Faith is a living relationship which means surrendering ourselves and our claims and questions and answers, so that Christ can come alive in us. The questions and answers that he gives us are different. Not our question “how can he do this?”, but his question “will you follow me?”. It is only in and from a living relationship with Jesus we can grasp his meaning, who he is and what he does.

The Church, the people who are in that living relationship, is called into being by Jesus, the God-man, and the source of its life is supernatural. It lives only in him. Grace, the life of the Spirit, comes to us from above, conveyed by the Holy Spirit under sacramental signs. The Eucharist makes no sense unless it is something that God does – not our gathering and action to remember Jesus as someone who is gone from us, but his action to re-member us, to make us anew as his body, living with his life.

The Eucharist is what Jesus does, in and through his Church. In the Eucharist it is Jesus himself, our great High Priest, who offers to the Father his perfect worship, in which we join: his sacrifice of adoration, praise and self-emptying even to death. That sacrifice is shown forth, and pleaded before the Father, under sacramental signs: his body given, his blood shed; but it is the risen Lord in all his glory who is truly present under those signs.
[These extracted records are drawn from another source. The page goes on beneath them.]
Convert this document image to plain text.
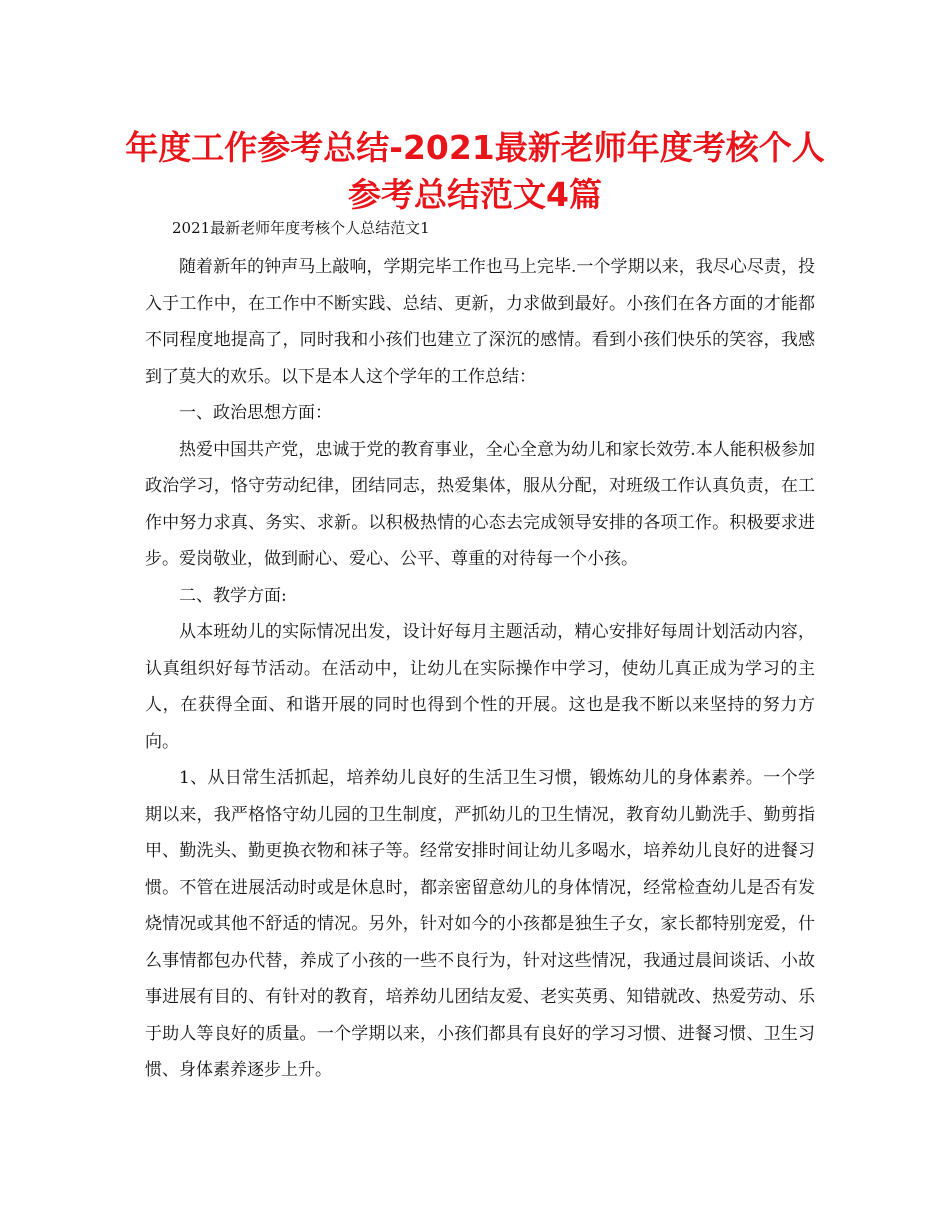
年度工作参考总结-2021最新老师年度考核个人
参考总结范文4篇

2021最新老师年度考核个人总结范文1

随着新年的钟声马上敲响，学期完毕工作也马上完毕.一个学期以来，我尽心尽责，投入于工作中，在工作中不断实践、总结、更新，力求做到最好。小孩们在各方面的才能都不同程度地提高了，同时我和小孩们也建立了深沉的感情。看到小孩们快乐的笑容，我感到了莫大的欢乐。以下是本人这个学年的工作总结：

一、政治思想方面：

热爱中国共产党，忠诚于党的教育事业，全心全意为幼儿和家长效劳.本人能积极参加政治学习，恪守劳动纪律，团结同志，热爱集体，服从分配，对班级工作认真负责，在工作中努力求真、务实、求新。以积极热情的心态去完成领导安排的各项工作。积极要求进步。爱岗敬业，做到耐心、爱心、公平、尊重的对待每一个小孩。

二、教学方面:

从本班幼儿的实际情况出发，设计好每月主题活动，精心安排好每周计划活动内容，认真组织好每节活动。在活动中，让幼儿在实际操作中学习，使幼儿真正成为学习的主人，在获得全面、和谐开展的同时也得到个性的开展。这也是我不断以来坚持的努力方向。

1、从日常生活抓起，培养幼儿良好的生活卫生习惯，锻炼幼儿的身体素养。一个学期以来，我严格恪守幼儿园的卫生制度，严抓幼儿的卫生情况，教育幼儿勤洗手、勤剪指甲、勤洗头、勤更换衣物和袜子等。经常安排时间让幼儿多喝水，培养幼儿良好的进餐习惯。不管在进展活动时或是休息时，都亲密留意幼儿的身体情况，经常检查幼儿是否有发烧情况或其他不舒适的情况。另外，针对如今的小孩都是独生子女，家长都特别宠爱，什么事情都包办代替，养成了小孩的一些不良行为，针对这些情况，我通过晨间谈话、小故事进展有目的、有针对的教育，培养幼儿团结友爱、老实英勇、知错就改、热爱劳动、乐于助人等良好的质量。一个学期以来，小孩们都具有良好的学习习惯、进餐习惯、卫生习惯、身体素养逐步上升。
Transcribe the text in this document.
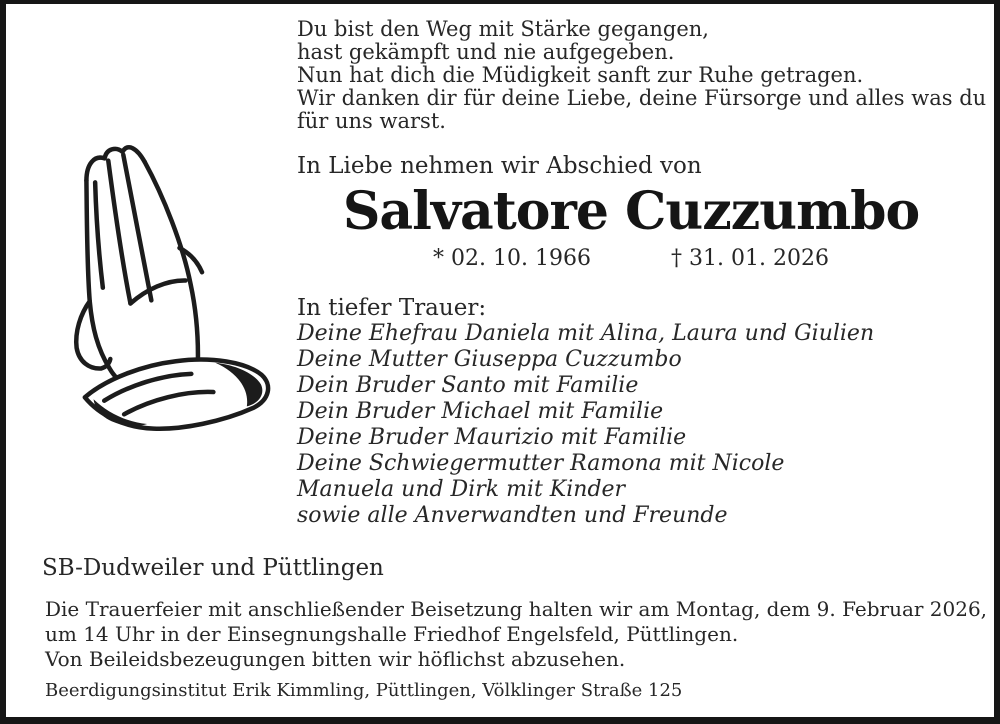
Du bist den Weg mit Stärke gegangen,
hast gekämpft und nie aufgegeben.
Nun hat dich die Müdigkeit sanft zur Ruhe getragen.
Wir danken dir für deine Liebe, deine Fürsorge und alles was du
für uns warst.
In Liebe nehmen wir Abschied von
Salvatore Cuzzumbo
* 02. 10. 1966	† 31. 01. 2026
In tiefer Trauer:
Deine Ehefrau Daniela mit Alina, Laura und Giulien
Deine Mutter Giuseppa Cuzzumbo
Dein Bruder Santo mit Familie
Dein Bruder Michael mit Familie
Deine Bruder Maurizio mit Familie
Deine Schwiegermutter Ramona mit Nicole
Manuela und Dirk mit Kinder
sowie alle Anverwandten und Freunde
SB-Dudweiler und Püttlingen
Die Trauerfeier mit anschließender Beisetzung halten wir am Montag, dem 9. Februar 2026,
um 14 Uhr in der Einsegnungshalle Friedhof Engelsfeld, Püttlingen.
Von Beileidsbezeugungen bitten wir höflichst abzusehen.
Beerdigungsinstitut Erik Kimmling, Püttlingen, Völklinger Straße 125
Now we might think, really? Is all that going on, here, today? Is an act of God taking place before us, a thing of supernatural origin and Divine power, effected for and through this little group of people, doing this thing with bread and wine? Well as with the person of Jesus, so with what he does in his church, faith is the key to entering the mystery.
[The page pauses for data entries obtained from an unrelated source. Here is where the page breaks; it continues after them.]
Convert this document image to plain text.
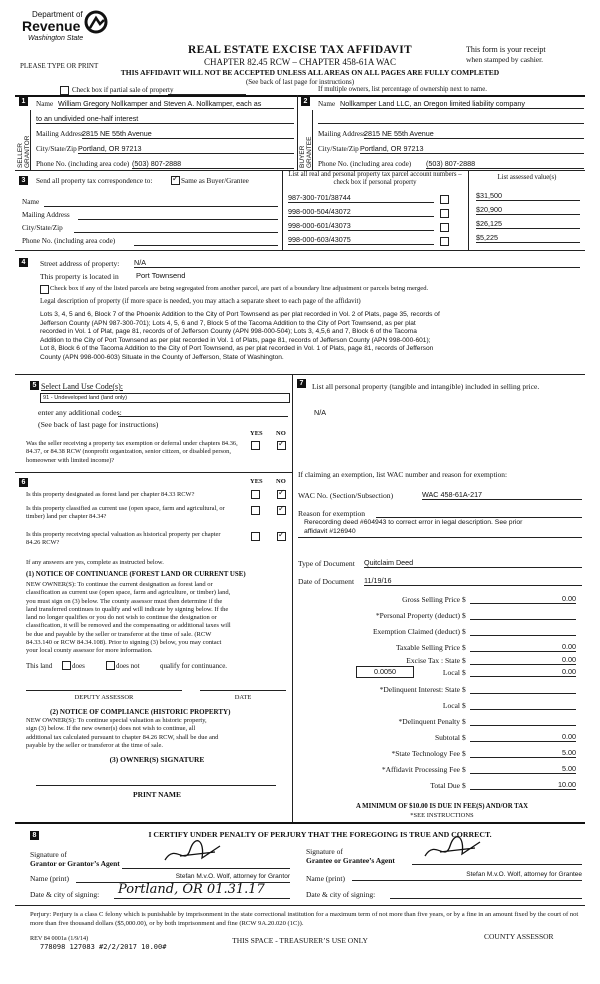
Department of
Revenue
Washington State
REAL ESTATE EXCISE TAX AFFIDAVIT
CHAPTER 82.45 RCW – CHAPTER 458-61A WAC
This form is your receipt
when stamped by cashier.
PLEASE TYPE OR PRINT
THIS AFFIDAVIT WILL NOT BE ACCEPTED UNLESS ALL AREAS ON ALL PAGES ARE FULLY COMPLETED
(See back of last page for instructions)
Check box if partial sale of property	If multiple owners, list percentage of ownership next to name.
1
SELLER GRANTOR
Name William Gregory Nollkamper and Steven A. Nollkamper, each as
to an undivided one-half interest
Mailing Address
2815 NE 55th Avenue
City/State/Zip Portland, OR 97213
Phone No. (including area code) (503) 807-2888
2
BUYER GRANTEE
Name Nollkamper Land LLC, an Oregon limited liability company
Mailing Address
2815 NE 55th Avenue
City/State/Zip Portland, OR 97213
Phone No. (including area code) (503) 807-2888
3	Send all property tax correspondence to:
✓	Same as Buyer/Grantee
Name
Mailing Address
City/State/Zip
Phone No. (including area code)
List all real and personal property tax parcel account numbers – check box if personal property
List assessed value(s)
987-300-701/38744	$31,500
998-000-504/43072	$20,900
998-000-601/43073	$26,125
998-000-603/43075	$5,225
4	Street address of property: N/A
This property is located in Port Townsend
Check box if any of the listed parcels are being segregated from another parcel, are part of a boundary line adjustment or parcels being merged.
Legal description of property (if more space is needed, you may attach a separate sheet to each page of the affidavit)
Lots 3, 4, 5 and 6, Block 7 of the Phoenix Addition to the City of Port Townsend as per plat recorded in Vol. 2 of Plats, page 35, records of
Jefferson County (APN 987-300-701); Lots 4, 5, 6 and 7, Block 5 of the Tacoma Addition to the City of Port Townsend, as per plat
recorded in Vol. 1 of Plat, page 81, records of of Jefferson County (APN 998-000-504); Lots 3, 4,5,6 and 7, Block 6 of the Tacoma
Addition to the City of Port Townsend as per plat recorded in Vol. 1 of Plats, page 81, records of Jefferson County (APN 998-000-601);
Lot 8, Block 6 of the Tacoma Addition to the City of Port Townsend, as per plat recorded in Vol. 1 of Plats, page 81, records of Jefferson
County (APN 998-000-603) Situate in the County of Jefferson, State of Washington.
5 Select Land Use Code(s):
91 - Undeveloped land (land only)
enter any additional codes:
(See back of last page for instructions)
YES NO
Was the seller receiving a property tax exemption or deferral under chapters 84.36, 84.37, or 84.38 RCW (nonprofit organization, senior citizen, or disabled person, homeowner with limited income)?
✓
6	YES NO
Is this property designated as forest land per chapter 84.33 RCW?
✓
Is this property classified as current use (open space, farm and agricultural, or timber) land per chapter 84.34?
✓
Is this property receiving special valuation as historical property per chapter 84.26 RCW?
✓
If any answers are yes, complete as instructed below.
(1) NOTICE OF CONTINUANCE (FOREST LAND OR CURRENT USE)
NEW OWNER(S): To continue the current designation as forest land or
classification as current use (open space, farm and agriculture, or timber) land,
you must sign on (3) below. The county assessor must then determine if the
land transferred continues to qualify and will indicate by signing below. If the
land no longer qualifies or you do not wish to continue the designation or
classification, it will be removed and the compensating or additional taxes will
be due and payable by the seller or transferor at the time of sale. (RCW
84.33.140 or RCW 84.34.108). Prior to signing (3) below, you may contact
your local county assessor for more information.
This land	does	does not	qualify for continuance.
DEPUTY ASSESSOR	DATE
(2) NOTICE OF COMPLIANCE (HISTORIC PROPERTY)
NEW OWNER(S): To continue special valuation as historic property,
sign (3) below. If the new owner(s) does not wish to continue, all
additional tax calculated pursuant to chapter 84.26 RCW, shall be due and
payable by the seller or transferor at the time of sale.
(3) OWNER(S) SIGNATURE
PRINT NAME
7	List all personal property (tangible and intangible) included in selling price.
N/A
If claiming an exemption, list WAC number and reason for exemption:
WAC No. (Section/Subsection)	WAC 458-61A-217
Reason for exemption
Rerecording deed #604943 to correct error in legal description. See prior
affidavit #126940
Type of Document Quitclaim Deed
Date of Document 11/19/16
Gross Selling Price $	0.00
*Personal Property (deduct) $
Exemption Claimed (deduct) $
Taxable Selling Price $	0.00
Excise Tax : State $	0.00
0.0050	Local $	0.00
*Delinquent Interest: State $
Local $
*Delinquent Penalty $
Subtotal $	0.00
*State Technology Fee $	5.00
*Affidavit Processing Fee $	5.00
Total Due $	10.00
A MINIMUM OF $10.00 IS DUE IN FEE(S) AND/OR TAX
*SEE INSTRUCTIONS
8	I CERTIFY UNDER PENALTY OF PERJURY THAT THE FOREGOING IS TRUE AND CORRECT.
Signature of
Grantor or Grantor’s Agent
Name (print)	Stefan M.v.O. Wolf, attorney for Grantor
Date & city of signing: Portland, OR 01.31.17
Signature of
Grantee or Grantee’s Agent
Name (print)	Stefan M.v.O. Wolf, attorney for Grantee
Date & city of signing:
Perjury: Perjury is a class C felony which is punishable by imprisonment in the state correctional institution for a maximum term of not more than five years, or by a fine in an amount fixed by the court of not more than five thousand dollars ($5,000.00), or by both imprisonment and fine (RCW 9A.20.020 (1C)).
REV 84 0001a (1/9/14)
778098 127083 #2/2/2017 10.00#
THIS SPACE - TREASURER’S USE ONLY	COUNTY ASSESSOR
And faith tells us, however unformed our knowledge may be, that here we meet Jesus, and that we need him. Here is strength and power to resist temptation, to grow in virtue, to go out from ourselves in love and generosity, here is bread for the journey and the food of eternal life. Here, as the number of prayer requests we receive testifies, is an intercessory power to move heaven and earth, because here we join in Christ’s own intercession before the Father.


Yes, all this really is going on here as we gather at the altar. This is the summit and source of the Church’s life, the one absolutely necessary thing that we must do, Sunday after Sunday, year after year, simply to be Christ’s Church and to bear his mission in the world. So it is beautifully fitting that this celebration should be the culmination of the Church’s year, and in it we rejoice.